当時の日本では政府の後ろ盾を望むべくもありません。休暇をとることなく働きづめで、マラリア予防のキニーネを服用した副作用によって倒れる日本人が続出、欧米では「ジャパニーズ・ビジネスマンの死屍累々」とうわさされたと聞きます。それにもかかわらず、日本がアフリカ開発で他国の後塵を拝するようになったのは残念です。

人の数で中国人と並ぶのは、インド人のファミリー団体客。2者を合わせれば、観光客全体の7割を超えるでしょう。人口の多さだけでなく、新興工業大国として世界経済を牽引する両国の成長の姿なのでしょう。

いまや老人だけの大国となり果て、人口も減少の一途をたどる日本。ごまめの歯ぎしりをしても詮方なしなのか……これからの日本はどうなってしまうのでしょう?

「経済」と結合してこそ、センシュアルの価値が高まる

一方、街で気がついたのは、日本車の多さでした。英国統治の残滓でレフト・レーン走行、右ハンドルのまま使えるという事情もあるからでしょうが、走る車の95%は日本の中古車でした。もちろん、耐久性と故障の少なさという品質があるからのことです。

日本の産業がこれから何をできるか、なのです。量ではなく質で勝負する。フランスの美容業界市場でも、中国や韓国の製品がこの数年進出著しいものがあります。それでも、メイド・イン・ジャパンはクオリティと信頼性でまだ持ちこたえています。そこに解があるように思います。

いままでわたくしは、この連載の中で「センシュアル」のいろいろな見方を語ってきました。生活スタイルやウィットのある会話、身だしなみに、アムールへの持続する意志。でも、それだけではまだ現実感がイマイチかもしれません。そう、問題は「経済」との結合です。

芸術的センスや職人技の中から、人々の五感をインスパイアするものを抽出して、感情と感性に訴える商品の提供が求められているのではないでしょうか?――センスある官能経済というか。

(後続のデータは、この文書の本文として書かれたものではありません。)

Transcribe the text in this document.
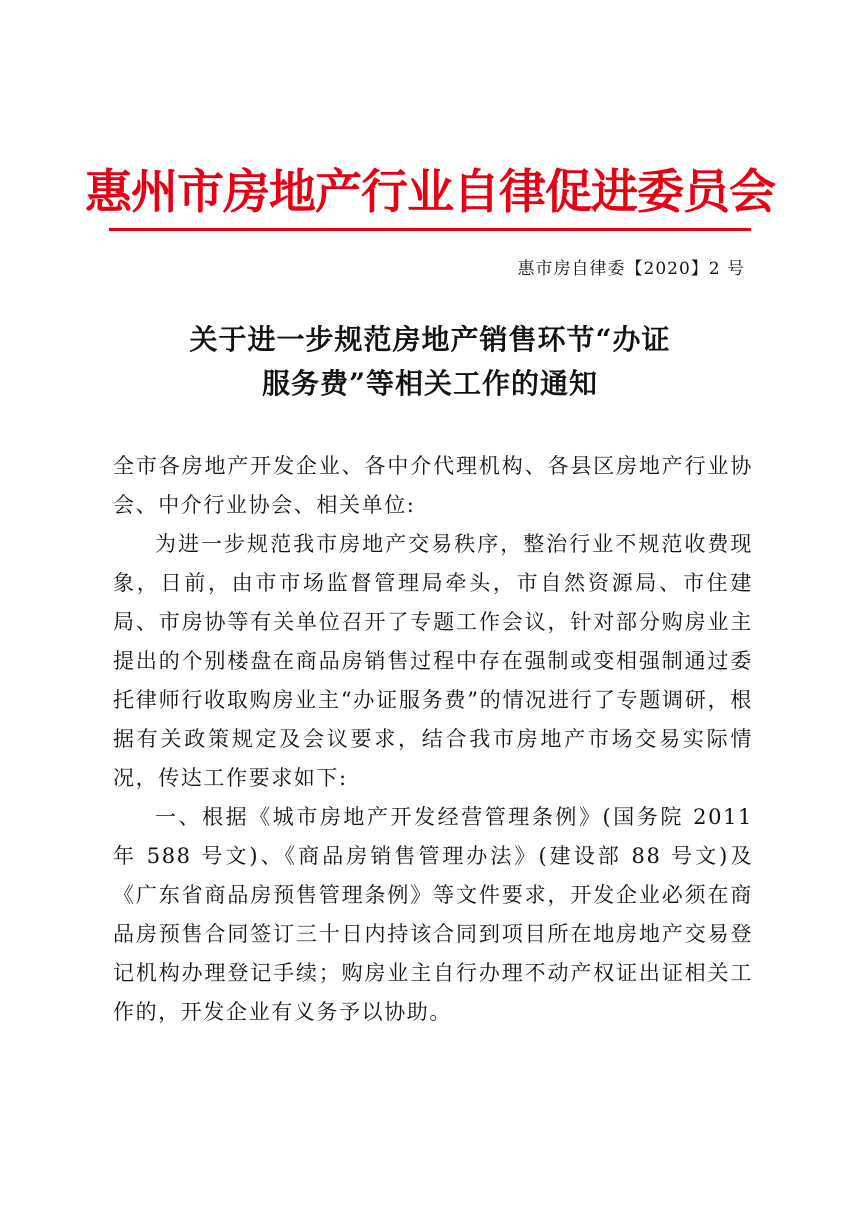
惠州市房地产行业自律促进委员会
惠市房自律委【2020】2 号
关于进一步规范房地产销售环节“办证
服务费”等相关工作的通知

全市各房地产开发企业、各中介代理机构、各县区房地产行业协会、中介行业协会、相关单位:

为进一步规范我市房地产交易秩序，整治行业不规范收费现象，日前，由市市场监督管理局牵头，市自然资源局、市住建局、市房协等有关单位召开了专题工作会议，针对部分购房业主提出的个别楼盘在商品房销售过程中存在强制或变相强制通过委托律师行收取购房业主“办证服务费”的情况进行了专题调研，根据有关政策规定及会议要求，结合我市房地产市场交易实际情况，传达工作要求如下:

一、根据《城市房地产开发经营管理条例》(国务院 2011 年 588 号文)、《商品房销售管理办法》(建设部 88 号文)及《广东省商品房预售管理条例》等文件要求，开发企业必须在商品房预售合同签订三十日内持该合同到项目所在地房地产交易登记机构办理登记手续；购房业主自行办理不动产权证出证相关工作的，开发企业有义务予以协助。
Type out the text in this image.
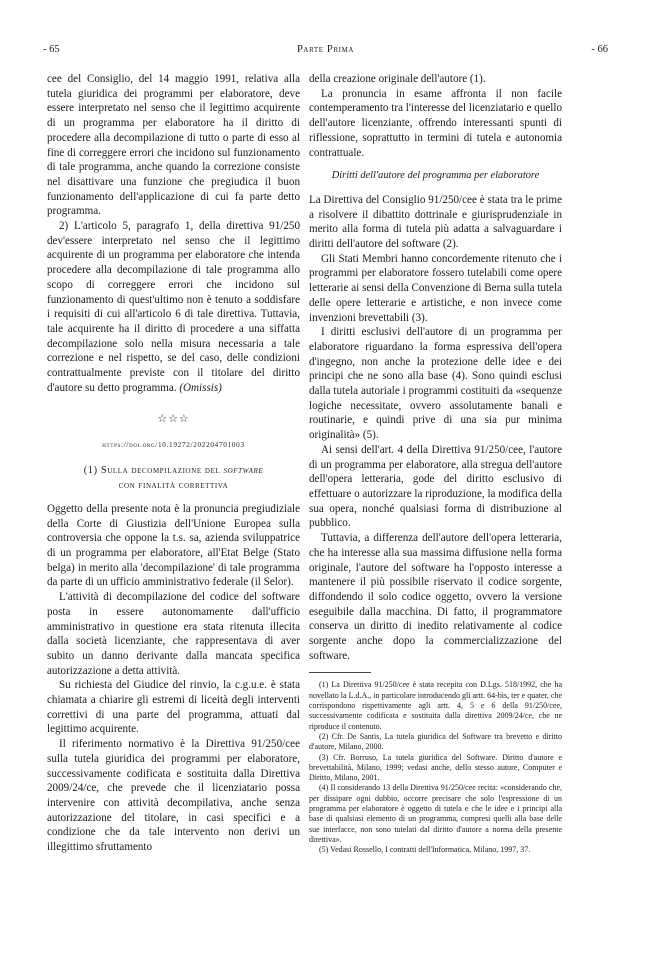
- 65	Parte Prima	- 66

cee del Consiglio, del 14 maggio 1991, relativa alla tutela giuridica dei programmi per elaboratore, deve essere interpretato nel senso che il legittimo acquirente di un programma per elaboratore ha il diritto di procedere alla decompilazione di tutto o parte di esso al fine di correggere errori che incidono sul funzionamento di tale programma, anche quando la correzione consiste nel disattivare una funzione che pregiudica il buon funzionamento dell'applicazione di cui fa parte detto programma.

2) L'articolo 5, paragrafo 1, della direttiva 91/250 dev'essere interpretato nel senso che il legittimo acquirente di un programma per elaboratore che intenda procedere alla decompilazione di tale programma allo scopo di correggere errori che incidono sul funzionamento di quest'ultimo non è tenuto a soddisfare i requisiti di cui all'articolo 6 di tale direttiva. Tuttavia, tale acquirente ha il diritto di procedere a una siffatta decompilazione solo nella misura necessaria a tale correzione e nel rispetto, se del caso, delle condizioni contrattualmente previste con il titolare del diritto d'autore su detto programma. (Omissis)

☆☆☆
https://doi.org/10.19272/202204701003
(1) Sulla decompilazione del software
con finalità correttiva

Oggetto della presente nota è la pronuncia pregiudiziale della Corte di Giustizia dell'Unione Europea sulla controversia che oppone la t.s. sa, azienda sviluppatrice di un programma per elaboratore, all'Etat Belge (Stato belga) in merito alla 'decompilazione' di tale programma da parte di un ufficio amministrativo federale (il Selor).

L'attività di decompilazione del codice del software posta in essere autonomamente dall'ufficio amministrativo in questione era stata ritenuta illecita dalla società licenziante, che rappresentava di aver subito un danno derivante dalla mancata specifica autorizzazione a detta attività.

Su richiesta del Giudice del rinvio, la c.g.u.e. è stata chiamata a chiarire gli estremi di liceità degli interventi correttivi di una parte del programma, attuati dal legittimo acquirente.

Il riferimento normativo è la Direttiva 91/250/cee sulla tutela giuridica dei programmi per elaboratore, successivamente codificata e sostituita dalla Direttiva 2009/24/ce, che prevede che il licenziatario possa intervenire con attività decompilativa, anche senza autorizzazione del titolare, in casi specifici e a condizione che da tale intervento non derivi un illegittimo sfruttamento

della creazione originale dell'autore (1).

La pronuncia in esame affronta il non facile contemperamento tra l'interesse del licenziatario e quello dell'autore licenziante, offrendo interessanti spunti di riflessione, soprattutto in termini di tutela e autonomia contrattuale.

Diritti dell'autore del programma per elaboratore

La Direttiva del Consiglio 91/250/cee è stata tra le prime a risolvere il dibattito dottrinale e giurisprudenziale in merito alla forma di tutela più adatta a salvaguardare i diritti dell'autore del software (2).

Gli Stati Membri hanno concordemente ritenuto che i programmi per elaboratore fossero tutelabili come opere letterarie ai sensi della Convenzione di Berna sulla tutela delle opere letterarie e artistiche, e non invece come invenzioni brevettabili (3).

I diritti esclusivi dell'autore di un programma per elaboratore riguardano la forma espressiva dell'opera d'ingegno, non anche la protezione delle idee e dei principi che ne sono alla base (4). Sono quindi esclusi dalla tutela autoriale i programmi costituiti da «sequenze logiche necessitate, ovvero assolutamente banali e routinarie, e quindi prive di una sia pur minima originalità» (5).

Ai sensi dell'art. 4 della Direttiva 91/250/cee, l'autore di un programma per elaboratore, alla stregua dell'autore dell'opera letteraria, gode del diritto esclusivo di effettuare o autorizzare la riproduzione, la modifica della sua opera, nonché qualsiasi forma di distribuzione al pubblico.

Tuttavia, a differenza dell'autore dell'opera letteraria, che ha interesse alla sua massima diffusione nella forma originale, l'autore del software ha l'opposto interesse a mantenere il più possibile riservato il codice sorgente, diffondendo il solo codice oggetto, ovvero la versione eseguibile dalla macchina. Di fatto, il programmatore conserva un diritto di inedito relativamente al codice sorgente anche dopo la commercializzazione del software.

(1) La Direttiva 91/250/cee è stata recepita con D.Lgs. 518/1992, che ha novellato la L.d.A., in particolare introducendo gli artt. 64-bis, ter e quater, che corrispondono rispettivamente agli artt. 4, 5 e 6 della 91/250/cee, successivamente codificata e sostituita dalla direttiva 2009/24/ce, che ne riproduce il contenuto.

(2) Cfr. De Santis, La tutela giuridica del Software tra brevetto e diritto d'autore, Milano, 2000.

(3) Cfr. Borruso, La tutela giuridica del Software. Diritto d'autore e brevettabilità, Milano, 1999; vedasi anche, dello stesso autore, Computer e Diritto, Milano, 2001.

(4) Il considerando 13 della Direttiva 91/250/cee recita: «considerando che, per dissipare ogni dubbio, occorre precisare che solo l'espressione di un programma per elaboratore è oggetto di tutela e che le idee e i principi alla base di qualsiasi elemento di un programma, compresi quelli alla base delle sue interfacce, non sono tutelati dal diritto d'autore a norma della presente direttiva».

(5) Vedasi Rossello, I contratti dell'Informatica, Milano, 1997, 37.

経済は損得で動くことは承知しています。それでも、大量生産・大量消費の近代資本主義ではなく、一種の成熟した、十人十色のセンスあるエレガントな「官能経済」が成り立っていくものなのか、逡巡しております。そしてこれがアンビバレンスとなるのか、新しいスタンダートとなるのか。わたくしの思考は始動したばかりです。